Изменить размер шрифта - +

Я одобрительно кивнула, глядя на неё с деревянного табурета, на котором сонно раскачивалась всё это время. Цвет платья напоминал мне не фиалки, а чернику, которую мы с Солом добывали на скорость, пробираясь по летнему лесу с плетёными корзинками наперевес. В этой чернике быстро оказывались и наши рты, и наши руки. Такого же цвета было небо, когда мы возвращались домой. Такой цвет был у моего детского счастья.

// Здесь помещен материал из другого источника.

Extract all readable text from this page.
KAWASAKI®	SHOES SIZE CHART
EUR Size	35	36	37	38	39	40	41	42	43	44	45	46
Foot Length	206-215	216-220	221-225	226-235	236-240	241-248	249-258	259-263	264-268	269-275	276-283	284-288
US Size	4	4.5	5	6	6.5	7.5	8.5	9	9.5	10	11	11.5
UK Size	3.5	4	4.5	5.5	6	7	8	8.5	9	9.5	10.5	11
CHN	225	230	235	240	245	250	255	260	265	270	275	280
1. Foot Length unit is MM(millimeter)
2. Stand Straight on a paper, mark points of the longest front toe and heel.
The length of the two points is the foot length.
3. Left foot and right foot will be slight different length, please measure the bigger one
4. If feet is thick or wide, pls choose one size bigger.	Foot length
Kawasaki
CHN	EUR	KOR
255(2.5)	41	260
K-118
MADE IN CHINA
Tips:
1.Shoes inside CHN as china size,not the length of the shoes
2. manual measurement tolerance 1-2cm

– Да, согласна. Замечательное платье.

Матти расплылась в улыбке с обворожительной щербинкой между верхними зубами и принялась подыскивать мне башмаки. Сама она уже нарядилась в платье, выгодно выделяющее её пышную грудь и похожее на то, что прежде она отбросила в сторону. В отличие от меня, Матти, с её вороными волосами, очень шли светлые оттенки, а диадема с дымчатыми бриллиантами идеально подчёркивала серые глаза с вкраплениями весенней зелени. Несомненно, Матти знала толк в моде, и потому я безоговорочно доверяла её вкусу.

Подняв вверх руки, я позволила Маттиоле одеть меня сначала в нижнее платье, затем в верхнее. Усыпанное камнями, последнее весило почти как половина меня, и вскоре я почувствовала, как ноют плечи. Когда же на них легла ещё и выбитая накидка из заячьего меха, до того длинная, что волочилась за мной по полу, я едва сдержалась, чтобы не согнуться пополам.

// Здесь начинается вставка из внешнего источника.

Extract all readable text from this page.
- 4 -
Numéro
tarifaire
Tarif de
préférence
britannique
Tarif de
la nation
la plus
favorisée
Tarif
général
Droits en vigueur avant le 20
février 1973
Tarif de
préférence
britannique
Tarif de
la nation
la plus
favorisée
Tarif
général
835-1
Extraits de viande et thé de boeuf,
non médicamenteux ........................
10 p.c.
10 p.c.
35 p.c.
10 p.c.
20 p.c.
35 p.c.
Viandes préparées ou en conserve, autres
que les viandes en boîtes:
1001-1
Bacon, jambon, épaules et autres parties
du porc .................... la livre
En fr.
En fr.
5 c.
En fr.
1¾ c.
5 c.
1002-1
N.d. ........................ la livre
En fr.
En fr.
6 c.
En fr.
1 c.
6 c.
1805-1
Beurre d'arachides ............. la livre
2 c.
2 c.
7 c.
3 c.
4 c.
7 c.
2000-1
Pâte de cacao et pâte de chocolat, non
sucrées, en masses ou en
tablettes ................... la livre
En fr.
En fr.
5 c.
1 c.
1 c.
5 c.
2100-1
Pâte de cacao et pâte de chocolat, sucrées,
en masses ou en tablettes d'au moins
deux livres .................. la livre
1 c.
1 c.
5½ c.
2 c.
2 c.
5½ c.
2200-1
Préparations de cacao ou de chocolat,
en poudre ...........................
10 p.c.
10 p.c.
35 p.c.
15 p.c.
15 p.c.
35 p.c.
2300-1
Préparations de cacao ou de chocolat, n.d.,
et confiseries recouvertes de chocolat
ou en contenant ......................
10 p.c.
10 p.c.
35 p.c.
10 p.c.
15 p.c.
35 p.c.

– Зато тепло. И красиво! – как всегда, приободрила меня Матти, и я сдержанно кивнула.

По её мнению, такую красоту было неприлично прятать за длинными волосами, поэтому Матти прилежно расчесала мои локоны гребнем и забрала их на затылке фибулой . Слитая из золота в форме трёх лунных ипостасей, фибула почти терялась в такого же цвета волосах, но зато придавала уверенности – когда то давно её носила моя мать.

– А ты чем займёшься сегодня? – спросила я напоследок, когда, ущипнув за щёки, чтобы придать им здоровый румянец, Матти подтолкнула меня к двери.

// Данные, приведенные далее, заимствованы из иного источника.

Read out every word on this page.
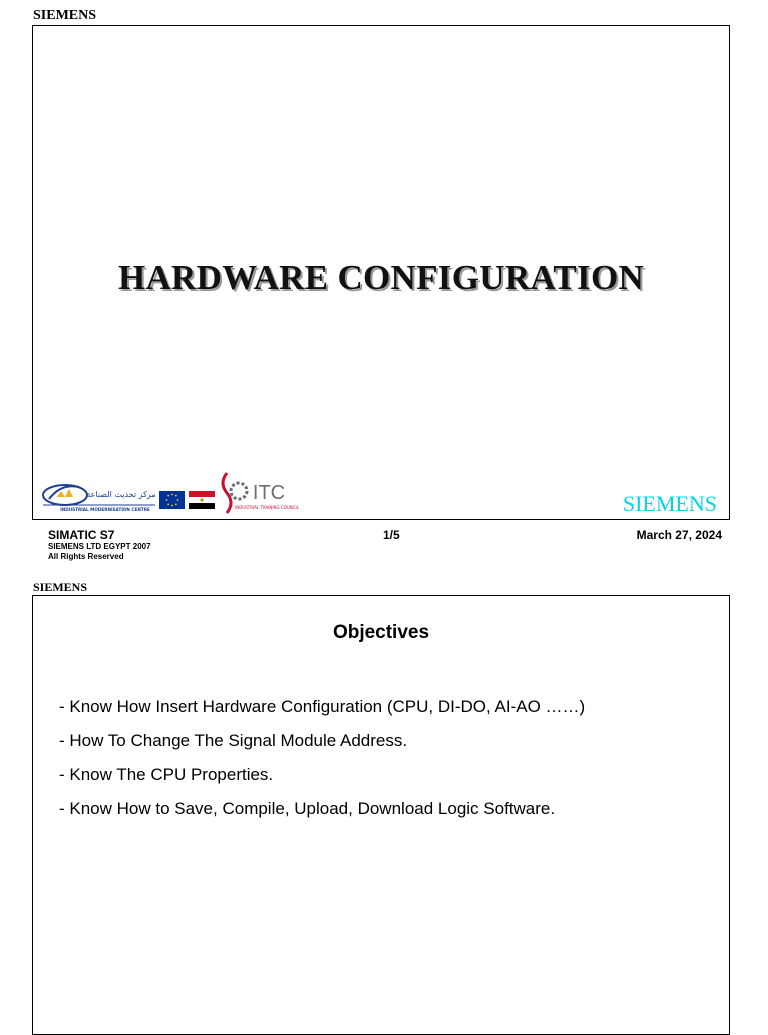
SIEMENS
HARDWARE CONFIGURATION
مركز تحديث الصناعة
INDUSTRIAL MODERNISATION CENTRE
ITC
INDUSTRIAL TRAINING COUNCIL	SIEMENS
SIMATIC S7
SIEMENS LTD EGYPT 2007
All Rights Reserved
1/5	March 27, 2024
SIEMENS
Objectives
- Know How Insert Hardware Configuration (CPU, DI-DO, AI-AO ……)
- How To Change The Signal Module Address.
- Know The CPU Properties.
- Know How to Save, Compile, Upload, Download Logic Software.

– Подготовкой к пиру, конечно! Нужно забрать твоё платье у портнихи и масло из ветивера для ванны, созвать филидов и проследить, чтобы на кухне с блюдами никто не напортачил. Вечером соберутся все ярлы, в том числе новый ярл твоего отца, Дайре. Самый молодой и, между прочим, самый красивый, если верить слухам. – Матти многозначительно понизила голос, но, не встретив ожидаемой реакции, насупилась: – Тебе что, совсем неинтересно посмотреть на него?

– Почему же? Интересно. Он должен быть очень убедителен и хорош в политике, раз сумел понравиться моему отцу настолько, что обошёл своих старших братьев и родного дядю в очереди на трон.

Матти скривилась так, будто глотнула скисшей браги, а затем бросила задумчивый взгляд на камин, пылающий слишком бодро для зимнего утра и подозрительно отливающий синевой. В огне всё ещё потрескивали осколки разбитой склянки.

– Ох, кажется, я поняла…

– Маттиола, не начинай.

– Слушаюсь, драгоценная госпожа.

Это было моим единственным аргументом, когда речь заходила о Солярисе. Отношения между ним и Матти были чуть лучше, чем его отношения с моим отцом, но не более того. Виной всему был сам Солярис. Иногда мне казалось, что он не просто носит, а хвастается клеймом королевского зверя – привязанного, но не приручённого. Сол делал всё для того, чтобы ненависть к нему не утихла с годами и чтобы его не смогли принять: огрызался, ссорился, преступал закон и даже перевоплощался там, где это было неуместно. Немудрено, что новые сплетни о нём рождались чуть ли не ежечасно. Особенно Солярису нравились слухи из туата Немайн о том, как он пожирает младенцев и спит в гнезде из их изуродованных тел. Видимо, быть покорённым врагом человечества казалось ему престижнее, чем быть его другом. Иногда я задавалась вопросом: Солярис действительно презирает людей? Значит ли это, что в глубине души он презирает и меня тоже?

Почему то я думала об этом всю дорогу до зала Совета, пока шла в сопровождении трёх угрюмых хускарлов.